Nasce o sol todos os dias
do ventre de uma donzela,
ela é mãe e filha dele,
ele é pai e filho dela.
(Quadra repentista que ouvi há muitos anos da boca de um poeta popular alentejano. Esta quadra espelha a íntima, arreigada e respeitosa paixão do homem alentejano para com a mãe natureza)
Há um par de dias tive um arreganho verbal, com um amigo do peito, por mou da energia gerada por fonte nuclear. Dizia-me, ele, que o nuclear faz parte da modernidade que impeliu possibilidades outras para a civilização. Disse-lhe, eu, que à partida nada me move contra o nuclear, a não ser o facto por demais evidente que o homem ainda não lhe domina os formidáveis malefícios. Posto isto, continuem a investigar e experimentar e apropriem-no a uma utilidade ajuizada. Assim, sim!
Vem isto a propósito da central de energia solar que vai ser instalada na Amareleja.
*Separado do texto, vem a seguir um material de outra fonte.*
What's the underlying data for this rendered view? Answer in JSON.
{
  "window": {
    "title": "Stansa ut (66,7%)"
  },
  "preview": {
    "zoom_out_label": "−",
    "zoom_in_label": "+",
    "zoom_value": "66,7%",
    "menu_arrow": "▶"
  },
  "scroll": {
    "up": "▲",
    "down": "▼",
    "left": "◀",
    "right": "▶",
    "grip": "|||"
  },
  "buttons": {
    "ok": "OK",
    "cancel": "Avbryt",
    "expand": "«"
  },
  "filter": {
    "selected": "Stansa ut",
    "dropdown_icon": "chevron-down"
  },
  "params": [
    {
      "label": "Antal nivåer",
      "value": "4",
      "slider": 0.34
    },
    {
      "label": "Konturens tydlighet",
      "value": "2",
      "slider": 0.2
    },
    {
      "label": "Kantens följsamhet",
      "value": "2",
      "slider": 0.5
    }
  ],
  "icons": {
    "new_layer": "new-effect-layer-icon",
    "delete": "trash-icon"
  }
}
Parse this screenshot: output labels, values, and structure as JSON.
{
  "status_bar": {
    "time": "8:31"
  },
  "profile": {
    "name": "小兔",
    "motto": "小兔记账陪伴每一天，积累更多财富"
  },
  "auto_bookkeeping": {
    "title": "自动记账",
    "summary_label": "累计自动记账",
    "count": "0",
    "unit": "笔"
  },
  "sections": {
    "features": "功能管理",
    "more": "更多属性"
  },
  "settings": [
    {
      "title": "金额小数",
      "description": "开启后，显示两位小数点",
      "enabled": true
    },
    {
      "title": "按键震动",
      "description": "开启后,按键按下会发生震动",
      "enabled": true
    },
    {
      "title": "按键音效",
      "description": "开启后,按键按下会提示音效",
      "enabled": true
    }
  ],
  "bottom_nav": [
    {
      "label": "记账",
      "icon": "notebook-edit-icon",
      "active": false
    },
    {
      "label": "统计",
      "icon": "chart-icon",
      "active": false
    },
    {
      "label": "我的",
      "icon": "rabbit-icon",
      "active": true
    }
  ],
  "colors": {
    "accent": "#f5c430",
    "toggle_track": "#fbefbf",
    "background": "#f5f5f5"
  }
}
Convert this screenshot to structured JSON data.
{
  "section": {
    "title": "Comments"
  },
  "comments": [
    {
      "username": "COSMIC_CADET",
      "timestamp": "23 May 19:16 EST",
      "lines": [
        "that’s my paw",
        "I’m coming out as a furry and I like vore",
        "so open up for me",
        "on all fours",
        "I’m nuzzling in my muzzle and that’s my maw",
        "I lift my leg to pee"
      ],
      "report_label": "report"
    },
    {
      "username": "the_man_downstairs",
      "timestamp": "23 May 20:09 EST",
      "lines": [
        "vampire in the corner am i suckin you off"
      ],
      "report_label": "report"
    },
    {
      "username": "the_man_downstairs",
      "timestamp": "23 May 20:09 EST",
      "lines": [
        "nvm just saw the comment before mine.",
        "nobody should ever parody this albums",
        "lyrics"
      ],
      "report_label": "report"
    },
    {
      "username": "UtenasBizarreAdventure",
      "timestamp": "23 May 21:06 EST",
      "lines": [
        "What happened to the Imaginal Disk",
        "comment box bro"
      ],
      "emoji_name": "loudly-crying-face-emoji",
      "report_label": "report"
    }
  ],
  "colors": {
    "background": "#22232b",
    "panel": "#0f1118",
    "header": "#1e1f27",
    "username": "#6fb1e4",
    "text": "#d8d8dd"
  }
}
Segundo os especialistas, os mais de 100 hectares de painéis fotovoltaicos vão produzir cerca de 64 megawatts de electricidade, que serão lançados na rede eléctrica para consumo público. A instalação desta central vai induzir à localização de indústrias ligadas a esta tecnologia na região. A Câmara Municipal de Moura prevê, no médio prazo, a criação de 150 postos de trabalho directos e cerca de 1000 indirectos.
Os sistemas fotovoltaicos são de elevada fiabilidade, de baixa manutenção, com ausência de ruído e não poluentes. O custo do KWH produzido ainda é elevado, dado o material nobre necessário para a produção das células. Sabe-se, no entanto, que a investigação da indústria automóvel tem já disponível células a mais baixo custo. Estão naturalmente a fazer render o peixe. Lá chegaremos!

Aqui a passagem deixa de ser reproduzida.